A rescue package pending in Congress would allow duty-free access to U.S. markets for garments assembled in Haiti using fabrics from third countries. The legislation, known as the Haitian Hemispheric Opportunity through Partnership Encouragement Act, also called HOPE, is a modest measure; it is certainly no panacea for the Haitian economy. But apparel-making plants that close are relatively easy to reopen, and HOPE could help kick-start the Haitian economy by quickly getting 10,000 or more people working again. In a country as poor as Haiti, where a majority of the population survives on less than $2 a day and four out of five adults are jobless or underemployed, those jobs would be a lifeline for thousands of families.

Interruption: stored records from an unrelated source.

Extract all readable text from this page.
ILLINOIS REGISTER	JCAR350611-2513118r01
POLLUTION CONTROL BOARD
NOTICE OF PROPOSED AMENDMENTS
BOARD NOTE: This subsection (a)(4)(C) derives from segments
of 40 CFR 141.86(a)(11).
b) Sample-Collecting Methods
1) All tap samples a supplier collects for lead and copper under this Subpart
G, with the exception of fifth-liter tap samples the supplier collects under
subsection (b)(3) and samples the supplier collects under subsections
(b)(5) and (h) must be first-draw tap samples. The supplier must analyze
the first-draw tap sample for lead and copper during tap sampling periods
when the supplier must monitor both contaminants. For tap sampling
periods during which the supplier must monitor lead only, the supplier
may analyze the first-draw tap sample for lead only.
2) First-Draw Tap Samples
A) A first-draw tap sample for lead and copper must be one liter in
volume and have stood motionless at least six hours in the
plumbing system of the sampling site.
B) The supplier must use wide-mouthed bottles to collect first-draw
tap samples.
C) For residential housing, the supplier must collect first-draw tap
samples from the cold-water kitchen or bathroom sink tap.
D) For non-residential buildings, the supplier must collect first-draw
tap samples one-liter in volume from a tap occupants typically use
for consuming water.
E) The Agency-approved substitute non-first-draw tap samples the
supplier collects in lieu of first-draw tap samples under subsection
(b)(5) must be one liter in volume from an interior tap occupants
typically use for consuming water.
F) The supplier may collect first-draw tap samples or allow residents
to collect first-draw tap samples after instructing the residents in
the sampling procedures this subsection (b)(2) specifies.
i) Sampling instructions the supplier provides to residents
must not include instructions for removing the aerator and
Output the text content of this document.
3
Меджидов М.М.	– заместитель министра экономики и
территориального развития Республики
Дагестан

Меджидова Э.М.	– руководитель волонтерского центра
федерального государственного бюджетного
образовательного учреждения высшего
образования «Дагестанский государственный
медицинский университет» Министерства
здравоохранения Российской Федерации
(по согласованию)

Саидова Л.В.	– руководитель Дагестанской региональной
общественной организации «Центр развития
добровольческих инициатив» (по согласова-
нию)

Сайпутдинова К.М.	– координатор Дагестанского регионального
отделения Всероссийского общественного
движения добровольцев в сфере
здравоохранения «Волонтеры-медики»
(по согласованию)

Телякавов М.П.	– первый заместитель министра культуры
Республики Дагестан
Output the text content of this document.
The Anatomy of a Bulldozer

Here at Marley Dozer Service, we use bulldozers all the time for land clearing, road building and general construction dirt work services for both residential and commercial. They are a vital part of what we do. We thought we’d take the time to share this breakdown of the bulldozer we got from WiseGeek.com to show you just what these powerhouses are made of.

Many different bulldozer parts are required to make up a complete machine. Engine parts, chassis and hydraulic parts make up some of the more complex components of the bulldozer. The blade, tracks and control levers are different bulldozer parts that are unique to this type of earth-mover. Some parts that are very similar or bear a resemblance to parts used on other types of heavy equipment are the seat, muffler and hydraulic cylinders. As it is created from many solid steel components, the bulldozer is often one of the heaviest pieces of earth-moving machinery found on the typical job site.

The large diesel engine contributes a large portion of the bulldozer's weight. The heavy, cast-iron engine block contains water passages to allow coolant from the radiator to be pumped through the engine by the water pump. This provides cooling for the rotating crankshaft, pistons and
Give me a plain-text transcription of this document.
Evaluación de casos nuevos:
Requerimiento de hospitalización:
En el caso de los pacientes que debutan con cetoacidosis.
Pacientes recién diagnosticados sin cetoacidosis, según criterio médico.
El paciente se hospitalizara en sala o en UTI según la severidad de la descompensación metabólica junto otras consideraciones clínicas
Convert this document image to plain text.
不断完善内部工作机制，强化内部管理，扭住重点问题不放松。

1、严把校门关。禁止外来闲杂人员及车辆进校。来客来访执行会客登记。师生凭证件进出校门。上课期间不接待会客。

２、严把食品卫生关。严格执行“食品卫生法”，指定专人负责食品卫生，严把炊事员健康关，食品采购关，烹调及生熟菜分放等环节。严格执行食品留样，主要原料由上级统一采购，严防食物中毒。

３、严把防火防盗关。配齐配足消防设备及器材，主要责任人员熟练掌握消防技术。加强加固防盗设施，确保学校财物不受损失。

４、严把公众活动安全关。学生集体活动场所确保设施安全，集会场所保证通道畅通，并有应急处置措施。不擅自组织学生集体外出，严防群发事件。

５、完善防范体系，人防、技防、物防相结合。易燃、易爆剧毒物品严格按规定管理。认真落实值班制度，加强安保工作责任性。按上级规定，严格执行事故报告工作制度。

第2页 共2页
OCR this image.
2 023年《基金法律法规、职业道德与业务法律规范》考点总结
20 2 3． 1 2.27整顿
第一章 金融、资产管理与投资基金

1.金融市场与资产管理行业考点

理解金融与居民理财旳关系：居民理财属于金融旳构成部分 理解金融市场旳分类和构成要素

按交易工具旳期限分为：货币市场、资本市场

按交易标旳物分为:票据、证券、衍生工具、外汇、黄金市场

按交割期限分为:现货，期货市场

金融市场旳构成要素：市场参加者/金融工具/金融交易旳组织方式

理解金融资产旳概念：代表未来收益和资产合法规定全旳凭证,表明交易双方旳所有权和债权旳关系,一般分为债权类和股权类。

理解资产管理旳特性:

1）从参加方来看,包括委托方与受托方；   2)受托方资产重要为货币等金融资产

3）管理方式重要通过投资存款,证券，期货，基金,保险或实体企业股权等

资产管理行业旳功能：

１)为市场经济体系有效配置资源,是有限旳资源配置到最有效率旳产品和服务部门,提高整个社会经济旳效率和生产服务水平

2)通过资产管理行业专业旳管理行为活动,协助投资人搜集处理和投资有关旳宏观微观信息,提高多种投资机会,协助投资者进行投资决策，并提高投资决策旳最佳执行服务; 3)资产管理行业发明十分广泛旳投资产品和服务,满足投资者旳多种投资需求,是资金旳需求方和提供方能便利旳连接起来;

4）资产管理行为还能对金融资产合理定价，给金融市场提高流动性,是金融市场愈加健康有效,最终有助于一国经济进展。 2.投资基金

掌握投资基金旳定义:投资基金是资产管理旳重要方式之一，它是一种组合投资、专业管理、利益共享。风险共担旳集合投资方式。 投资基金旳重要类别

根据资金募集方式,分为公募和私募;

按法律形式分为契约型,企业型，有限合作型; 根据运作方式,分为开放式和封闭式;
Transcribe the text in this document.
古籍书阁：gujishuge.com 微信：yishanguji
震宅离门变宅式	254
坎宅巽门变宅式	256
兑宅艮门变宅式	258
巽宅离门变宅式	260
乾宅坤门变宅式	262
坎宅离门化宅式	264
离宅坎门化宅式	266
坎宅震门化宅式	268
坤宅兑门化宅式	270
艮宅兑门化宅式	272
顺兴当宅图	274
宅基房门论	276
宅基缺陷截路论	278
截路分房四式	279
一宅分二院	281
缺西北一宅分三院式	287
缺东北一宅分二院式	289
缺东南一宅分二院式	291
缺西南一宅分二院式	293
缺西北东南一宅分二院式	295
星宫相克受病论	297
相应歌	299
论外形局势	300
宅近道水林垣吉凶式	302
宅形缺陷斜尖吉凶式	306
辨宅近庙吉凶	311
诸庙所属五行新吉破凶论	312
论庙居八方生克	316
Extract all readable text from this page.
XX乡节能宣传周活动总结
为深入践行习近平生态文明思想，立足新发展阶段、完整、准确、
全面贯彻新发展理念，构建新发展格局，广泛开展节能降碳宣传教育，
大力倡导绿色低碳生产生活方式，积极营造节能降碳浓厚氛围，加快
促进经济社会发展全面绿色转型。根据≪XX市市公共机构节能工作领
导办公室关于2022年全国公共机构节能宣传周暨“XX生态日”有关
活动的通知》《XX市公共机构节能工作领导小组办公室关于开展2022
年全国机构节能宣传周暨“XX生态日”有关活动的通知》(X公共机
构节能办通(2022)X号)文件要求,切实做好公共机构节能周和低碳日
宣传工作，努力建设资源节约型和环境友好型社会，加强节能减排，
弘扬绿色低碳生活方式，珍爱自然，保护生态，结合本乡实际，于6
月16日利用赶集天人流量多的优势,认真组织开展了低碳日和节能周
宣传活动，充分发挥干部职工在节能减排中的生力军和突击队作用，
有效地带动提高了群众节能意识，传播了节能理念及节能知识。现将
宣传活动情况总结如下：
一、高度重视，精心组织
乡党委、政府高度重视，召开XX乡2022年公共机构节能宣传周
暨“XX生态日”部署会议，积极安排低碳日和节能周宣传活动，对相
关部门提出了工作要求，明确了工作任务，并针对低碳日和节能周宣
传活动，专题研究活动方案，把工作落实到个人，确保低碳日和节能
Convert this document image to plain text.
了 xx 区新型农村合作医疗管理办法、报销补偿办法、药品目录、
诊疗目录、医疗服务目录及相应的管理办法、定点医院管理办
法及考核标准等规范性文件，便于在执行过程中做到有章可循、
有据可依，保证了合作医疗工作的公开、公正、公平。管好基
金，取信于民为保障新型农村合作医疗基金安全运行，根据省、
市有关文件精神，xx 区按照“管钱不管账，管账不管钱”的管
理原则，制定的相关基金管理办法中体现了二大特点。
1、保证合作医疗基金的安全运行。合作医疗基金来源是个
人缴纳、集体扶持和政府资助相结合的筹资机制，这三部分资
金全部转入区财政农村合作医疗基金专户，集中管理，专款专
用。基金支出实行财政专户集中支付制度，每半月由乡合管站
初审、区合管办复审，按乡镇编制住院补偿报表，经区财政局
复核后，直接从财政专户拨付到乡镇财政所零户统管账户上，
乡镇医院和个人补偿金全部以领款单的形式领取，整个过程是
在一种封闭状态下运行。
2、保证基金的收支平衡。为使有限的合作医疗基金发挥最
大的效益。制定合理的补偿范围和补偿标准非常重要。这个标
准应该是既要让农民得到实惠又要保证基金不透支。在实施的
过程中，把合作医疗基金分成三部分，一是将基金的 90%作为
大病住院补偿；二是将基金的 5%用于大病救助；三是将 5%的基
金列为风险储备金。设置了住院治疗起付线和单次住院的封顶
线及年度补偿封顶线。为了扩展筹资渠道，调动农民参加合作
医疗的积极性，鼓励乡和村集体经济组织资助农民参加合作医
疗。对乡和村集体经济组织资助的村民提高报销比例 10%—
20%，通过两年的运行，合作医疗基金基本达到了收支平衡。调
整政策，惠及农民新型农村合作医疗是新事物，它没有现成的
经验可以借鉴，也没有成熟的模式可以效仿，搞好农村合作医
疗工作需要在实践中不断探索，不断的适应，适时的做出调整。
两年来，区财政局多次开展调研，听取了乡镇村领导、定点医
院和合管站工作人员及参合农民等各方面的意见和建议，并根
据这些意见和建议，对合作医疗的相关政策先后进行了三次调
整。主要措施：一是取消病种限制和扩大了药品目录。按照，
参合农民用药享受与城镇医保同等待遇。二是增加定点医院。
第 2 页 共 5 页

Predictably, HOPE is opposed by textile industry lobbyists and Southern lawmakers who are doing their bidding. But among HOPE's advocates on the House Ways and Means Committee are both the top Republican (California Rep. Bill Thomas) and the top Democrat (New York Rep. Charles Rangel). After two interventions by U.S. forces in the past 12 years, Haiti inaugurated a democratically elected president this year and has lately enjoyed what passes there for relative political stability. After 15 years of political turmoil, violent unrest and economic mismanagement, this looks like a rare opportunity to consolidate tentative progress in Haiti. Congress shouldn't miss it.